Он и не представлял, что когда-нибудь куда-то уйдет. В свои почти
восемнадцать он едва задумывался о том, что будет на следующей неделе. Но
он и не верил, что Дом думает, будто он будет жить там вечно и один.
Но после вчерашнего… он уже не был так уверен.

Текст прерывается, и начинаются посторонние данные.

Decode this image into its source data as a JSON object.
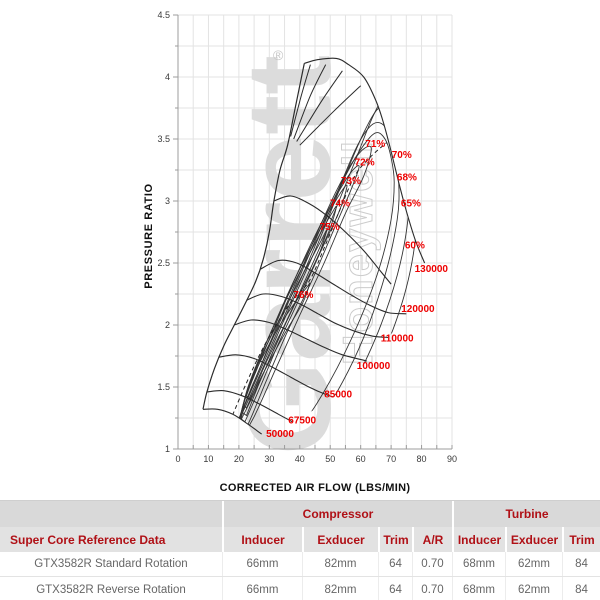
{
  "colors": {
    "chart_label_red": "#ee0000",
    "table_header_red": "#b01016",
    "curve_black": "#2b2b2b",
    "grid_gray": "#e3e3e3",
    "axis_gray": "#9c9c9c",
    "tick_text": "#3a3a3a",
    "watermark_gray": "#dcdcdc",
    "watermark_outline": "#cccccc",
    "table_group_bg": "#d9d9d9",
    "table_head_bg": "#e2e2e2",
    "body_text_gray": "#666666"
  },
  "chart_data": {
    "type": "line",
    "title": "",
    "xlabel": "CORRECTED AIR FLOW (LBS/MIN)",
    "ylabel": "PRESSURE RATIO",
    "xlim": [
      0,
      90
    ],
    "ylim": [
      1,
      4.5
    ],
    "xticks": [
      0,
      10,
      20,
      30,
      40,
      50,
      60,
      70,
      80,
      90
    ],
    "yticks": [
      1,
      1.5,
      2,
      2.5,
      3,
      3.5,
      4,
      4.5
    ],
    "grid": "on",
    "x_minor_step": 5,
    "y_minor_step": 0.25,
    "registered_mark": "®",
    "watermark_primary": "Garrett",
    "watermark_secondary": "Honeywell",
    "surge_line": [
      [
        8.2,
        1.32
      ],
      [
        9.5,
        1.46
      ],
      [
        12,
        1.65
      ],
      [
        15,
        1.83
      ],
      [
        18.5,
        2.0
      ],
      [
        22,
        2.17
      ],
      [
        25.5,
        2.35
      ],
      [
        28,
        2.53
      ],
      [
        30,
        2.75
      ],
      [
        31.5,
        3.0
      ],
      [
        33.5,
        3.25
      ],
      [
        36,
        3.45
      ],
      [
        38.5,
        3.75
      ],
      [
        41.5,
        4.11
      ]
    ],
    "speed_lines": [
      {
        "rpm": 50000,
        "points": [
          [
            8.2,
            1.32
          ],
          [
            13,
            1.32
          ],
          [
            18,
            1.28
          ],
          [
            23,
            1.2
          ],
          [
            27.5,
            1.12
          ]
        ]
      },
      {
        "rpm": 67500,
        "points": [
          [
            9.5,
            1.46
          ],
          [
            15,
            1.47
          ],
          [
            21,
            1.43
          ],
          [
            27,
            1.36
          ],
          [
            33,
            1.28
          ],
          [
            37.5,
            1.22
          ]
        ]
      },
      {
        "rpm": 85000,
        "points": [
          [
            13.5,
            1.74
          ],
          [
            19,
            1.76
          ],
          [
            25,
            1.73
          ],
          [
            31,
            1.66
          ],
          [
            37,
            1.58
          ],
          [
            43,
            1.5
          ],
          [
            48.5,
            1.44
          ],
          [
            51,
            1.42
          ]
        ]
      },
      {
        "rpm": 100000,
        "points": [
          [
            18.5,
            2.0
          ],
          [
            24,
            2.04
          ],
          [
            30,
            2.02
          ],
          [
            36,
            1.96
          ],
          [
            42,
            1.89
          ],
          [
            48,
            1.82
          ],
          [
            54,
            1.76
          ],
          [
            62,
            1.71
          ]
        ]
      },
      {
        "rpm": 110000,
        "points": [
          [
            22.5,
            2.2
          ],
          [
            28,
            2.25
          ],
          [
            34,
            2.23
          ],
          [
            40,
            2.17
          ],
          [
            46,
            2.09
          ],
          [
            52,
            2.01
          ],
          [
            58,
            1.95
          ],
          [
            64,
            1.91
          ],
          [
            69,
            1.9
          ]
        ]
      },
      {
        "rpm": 120000,
        "points": [
          [
            27,
            2.45
          ],
          [
            33,
            2.52
          ],
          [
            39,
            2.5
          ],
          [
            45,
            2.42
          ],
          [
            51,
            2.33
          ],
          [
            57,
            2.24
          ],
          [
            63,
            2.16
          ],
          [
            69,
            2.1
          ],
          [
            75,
            2.09
          ]
        ]
      },
      {
        "rpm": 125000,
        "points": [
          [
            31.5,
            3.0
          ],
          [
            37,
            3.04
          ],
          [
            43,
            2.98
          ],
          [
            49,
            2.88
          ],
          [
            55,
            2.75
          ],
          [
            61,
            2.6
          ],
          [
            66,
            2.45
          ],
          [
            70,
            2.33
          ]
        ]
      },
      {
        "rpm": 130000,
        "points": [
          [
            41.5,
            4.11
          ],
          [
            46,
            4.14
          ],
          [
            52,
            4.15
          ],
          [
            56,
            4.1
          ],
          [
            61,
            4.0
          ],
          [
            65,
            3.81
          ],
          [
            67.5,
            3.63
          ],
          [
            70,
            3.4
          ],
          [
            72.5,
            3.15
          ],
          [
            75,
            2.92
          ],
          [
            78,
            2.68
          ],
          [
            81,
            2.5
          ]
        ]
      }
    ],
    "unlabeled_speed_segments": [
      [
        [
          37,
          3.52
        ],
        [
          40.5,
          3.85
        ],
        [
          43.5,
          4.1
        ]
      ],
      [
        [
          38,
          3.5
        ],
        [
          43.5,
          3.85
        ],
        [
          48.5,
          4.1
        ]
      ],
      [
        [
          39,
          3.48
        ],
        [
          47,
          3.8
        ],
        [
          54,
          4.05
        ]
      ],
      [
        [
          40,
          3.45
        ],
        [
          51,
          3.72
        ],
        [
          60,
          3.93
        ]
      ]
    ],
    "efficiency_contours": [
      {
        "efficiency_pct": 60,
        "points": [
          [
            17.5,
            1.08
          ],
          [
            26,
            1.5
          ],
          [
            36,
            2.05
          ],
          [
            47,
            2.65
          ],
          [
            57,
            3.25
          ],
          [
            64,
            3.68
          ],
          [
            69,
            3.88
          ],
          [
            73,
            3.82
          ],
          [
            76.5,
            3.55
          ],
          [
            78.5,
            3.2
          ],
          [
            78.5,
            2.8
          ],
          [
            75,
            2.3
          ],
          [
            68,
            1.8
          ],
          [
            58,
            1.3
          ],
          [
            47,
            0.95
          ],
          [
            36,
            0.72
          ],
          [
            27,
            0.7
          ]
        ]
      },
      {
        "efficiency_pct": 65,
        "points": [
          [
            18.5,
            1.15
          ],
          [
            26,
            1.55
          ],
          [
            35,
            2.05
          ],
          [
            45,
            2.6
          ],
          [
            54,
            3.15
          ],
          [
            61,
            3.55
          ],
          [
            66,
            3.75
          ],
          [
            70,
            3.72
          ],
          [
            73.5,
            3.5
          ],
          [
            75.5,
            3.2
          ],
          [
            75.5,
            2.85
          ],
          [
            72,
            2.4
          ],
          [
            65,
            1.9
          ],
          [
            55,
            1.4
          ],
          [
            45,
            1.02
          ],
          [
            35,
            0.78
          ],
          [
            26,
            0.75
          ]
        ]
      },
      {
        "efficiency_pct": 68,
        "points": [
          [
            19.5,
            1.22
          ],
          [
            26,
            1.58
          ],
          [
            34,
            2.02
          ],
          [
            43,
            2.52
          ],
          [
            52,
            3.05
          ],
          [
            59,
            3.45
          ],
          [
            64,
            3.62
          ],
          [
            68,
            3.6
          ],
          [
            71,
            3.42
          ],
          [
            72.5,
            3.15
          ],
          [
            72,
            2.85
          ],
          [
            68,
            2.4
          ],
          [
            61,
            1.9
          ],
          [
            52,
            1.45
          ],
          [
            42,
            1.08
          ],
          [
            33,
            0.85
          ],
          [
            25,
            0.82
          ]
        ]
      },
      {
        "efficiency_pct": 70,
        "points": [
          [
            20.5,
            1.28
          ],
          [
            26,
            1.6
          ],
          [
            33,
            2.0
          ],
          [
            41,
            2.45
          ],
          [
            49,
            2.9
          ],
          [
            56,
            3.25
          ],
          [
            61,
            3.45
          ],
          [
            65,
            3.55
          ],
          [
            68,
            3.5
          ],
          [
            70,
            3.35
          ],
          [
            71,
            3.15
          ],
          [
            70,
            2.85
          ],
          [
            66,
            2.45
          ],
          [
            59,
            2.0
          ],
          [
            50,
            1.55
          ],
          [
            41,
            1.2
          ],
          [
            32,
            0.95
          ],
          [
            24,
            0.9
          ]
        ]
      },
      {
        "efficiency_pct": 71,
        "points": [
          [
            20,
            1.15
          ],
          [
            22,
            1.36
          ],
          [
            27,
            1.66
          ],
          [
            33,
            2.02
          ],
          [
            40,
            2.42
          ],
          [
            46,
            2.76
          ],
          [
            52,
            3.08
          ],
          [
            57,
            3.3
          ],
          [
            61,
            3.42
          ],
          [
            63.5,
            3.42
          ],
          [
            61,
            3.2
          ],
          [
            55,
            2.9
          ],
          [
            48,
            2.5
          ],
          [
            40,
            2.08
          ],
          [
            32,
            1.64
          ],
          [
            25,
            1.26
          ],
          [
            21,
            1.1
          ]
        ]
      },
      {
        "efficiency_pct": 72,
        "points": [
          [
            20,
            1.2
          ],
          [
            22,
            1.4
          ],
          [
            26,
            1.65
          ],
          [
            32,
            2.0
          ],
          [
            38,
            2.35
          ],
          [
            45,
            2.72
          ],
          [
            51,
            3.0
          ],
          [
            56.5,
            3.22
          ],
          [
            59.5,
            3.28
          ],
          [
            57,
            3.1
          ],
          [
            51,
            2.76
          ],
          [
            44,
            2.36
          ],
          [
            36,
            1.95
          ],
          [
            29,
            1.55
          ],
          [
            23,
            1.2
          ],
          [
            20.8,
            1.16
          ]
        ]
      },
      {
        "efficiency_pct": 73,
        "points": [
          [
            20.3,
            1.25
          ],
          [
            22.5,
            1.45
          ],
          [
            26,
            1.68
          ],
          [
            31,
            1.97
          ],
          [
            37,
            2.3
          ],
          [
            43,
            2.6
          ],
          [
            49,
            2.88
          ],
          [
            53.5,
            3.07
          ],
          [
            55.5,
            3.12
          ],
          [
            53,
            2.92
          ],
          [
            47,
            2.6
          ],
          [
            40,
            2.22
          ],
          [
            33,
            1.85
          ],
          [
            27,
            1.5
          ],
          [
            22,
            1.22
          ]
        ]
      },
      {
        "efficiency_pct": 74,
        "points": [
          [
            20.8,
            1.3
          ],
          [
            23,
            1.5
          ],
          [
            27,
            1.75
          ],
          [
            32,
            2.02
          ],
          [
            37,
            2.28
          ],
          [
            42,
            2.52
          ],
          [
            47,
            2.75
          ],
          [
            50.5,
            2.9
          ],
          [
            52,
            2.95
          ],
          [
            49.5,
            2.75
          ],
          [
            44,
            2.45
          ],
          [
            38,
            2.15
          ],
          [
            32,
            1.83
          ],
          [
            26.5,
            1.52
          ],
          [
            22.5,
            1.27
          ]
        ]
      },
      {
        "efficiency_pct": 75,
        "points": [
          [
            21.5,
            1.36
          ],
          [
            24,
            1.55
          ],
          [
            28,
            1.78
          ],
          [
            33,
            2.03
          ],
          [
            38,
            2.27
          ],
          [
            43,
            2.5
          ],
          [
            47,
            2.68
          ],
          [
            48.8,
            2.76
          ],
          [
            46,
            2.55
          ],
          [
            41,
            2.3
          ],
          [
            35,
            2.0
          ],
          [
            29,
            1.7
          ],
          [
            25,
            1.47
          ],
          [
            22.5,
            1.33
          ]
        ]
      },
      {
        "efficiency_pct": 76,
        "points": [
          [
            22.5,
            1.43
          ],
          [
            25,
            1.6
          ],
          [
            29,
            1.8
          ],
          [
            34,
            2.02
          ],
          [
            39,
            2.2
          ],
          [
            42.5,
            2.31
          ],
          [
            43.2,
            2.33
          ],
          [
            41,
            2.18
          ],
          [
            36,
            1.97
          ],
          [
            31,
            1.75
          ],
          [
            26.5,
            1.54
          ],
          [
            23.5,
            1.4
          ]
        ]
      }
    ],
    "peak_efficiency_dashed_line": [
      [
        17,
        1.22
      ],
      [
        21,
        1.45
      ],
      [
        26,
        1.72
      ],
      [
        31,
        1.95
      ],
      [
        37,
        2.18
      ],
      [
        43,
        2.35
      ],
      [
        48,
        2.62
      ],
      [
        53,
        2.92
      ],
      [
        58,
        3.2
      ],
      [
        63,
        3.35
      ],
      [
        68.5,
        3.47
      ]
    ],
    "choke_edge": [
      [
        75,
        2.09
      ],
      [
        69,
        1.9
      ],
      [
        62,
        1.71
      ],
      [
        51,
        1.42
      ],
      [
        37.5,
        1.22
      ],
      [
        27.5,
        1.12
      ]
    ],
    "labels": [
      {
        "text": "71%",
        "x": 64.8,
        "y": 3.46
      },
      {
        "text": "70%",
        "x": 73.5,
        "y": 3.37
      },
      {
        "text": "72%",
        "x": 61.3,
        "y": 3.31
      },
      {
        "text": "68%",
        "x": 75.2,
        "y": 3.19
      },
      {
        "text": "73%",
        "x": 56.8,
        "y": 3.16
      },
      {
        "text": "74%",
        "x": 53.2,
        "y": 2.98
      },
      {
        "text": "65%",
        "x": 76.5,
        "y": 2.98
      },
      {
        "text": "75%",
        "x": 49.8,
        "y": 2.79
      },
      {
        "text": "60%",
        "x": 77.8,
        "y": 2.64
      },
      {
        "text": "76%",
        "x": 41.2,
        "y": 2.24
      },
      {
        "text": "130000",
        "x": 83.2,
        "y": 2.45
      },
      {
        "text": "120000",
        "x": 78.8,
        "y": 2.13
      },
      {
        "text": "110000",
        "x": 72.0,
        "y": 1.89
      },
      {
        "text": "100000",
        "x": 64.2,
        "y": 1.67
      },
      {
        "text": "85000",
        "x": 52.6,
        "y": 1.44
      },
      {
        "text": "67500",
        "x": 40.8,
        "y": 1.23
      },
      {
        "text": "50000",
        "x": 33.5,
        "y": 1.12
      }
    ]
  },
  "table": {
    "group_headers": [
      {
        "label": "",
        "cols": 1
      },
      {
        "label": "Compressor",
        "cols": 4
      },
      {
        "label": "Turbine",
        "cols": 3
      }
    ],
    "columns": [
      "Super Core Reference Data",
      "Inducer",
      "Exducer",
      "Trim",
      "A/R",
      "Inducer",
      "Exducer",
      "Trim"
    ],
    "rows": [
      [
        "GTX3582R Standard Rotation",
        "66mm",
        "82mm",
        "64",
        "0.70",
        "68mm",
        "62mm",
        "84"
      ],
      [
        "GTX3582R Reverse Rotation",
        "66mm",
        "82mm",
        "64",
        "0.70",
        "68mm",
        "62mm",
        "84"
      ]
    ]
  }
}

Гэвин мало знал о религии, – ему казалось, что люди вспоминают о ней, когда им нужно, и отрекаются, как только перестают в ней нуждаться, но он
помнил, как нашел старую Библию под расшатавшейся половицей в ванной. На
пол упал шарик из мрамора, укатился под деревянный шкаф, и он не успел
поймать игрушку. А камешек был его любимым – с вихрями полосок темно-
красного цвета – потому он опустился на пол, чтобы достать, прижал щеку к
холодному дереву и сунул руку в темноту и пыль. Его пальцы скользнули в
щель, где приподнялись две планки, и он нащупал потертую кожаную обложку
с тиснением. Гэвин вытащил находку, догадываясь, что не должен был брать
это. Бумага была тонкой, как лепестки цветка, и он удивился, как что-то может
быть таким хрупким и тяжелым.
Годами он читал по несколько отрывков за раз, в одиночку, сидя на краю
ванной.
«Я принадлежу возлюбленному моему, а возлюбленный мой – мне», Песнь
Песней 6:31. Несколько отрывков запали ему в душу, но этот – особенно. Ему
нравилось, что слова описывали отношение Дома к нему и его ответные
чувства. Они принадлежали друг другу. И изменение – легкое напряжение в
атмосфере – Гэвин почувствовал еще задолго до Дэлайлы; он знал: случится
что-то плохое. От этого ощущения у него сосало под ложечкой, покалывало
шею, а волоски на ней вставали дыбом. Страх покалывал спину, но не за себя, а
за Дэлайлу. Он боялся за нее. И при этом он должен был встретиться с ней –
А сейчас, склонившись над пианино в музыкальной комнате, он
пробежался по клавишам, а потом стер ластиком ряды нот на листке перед ним.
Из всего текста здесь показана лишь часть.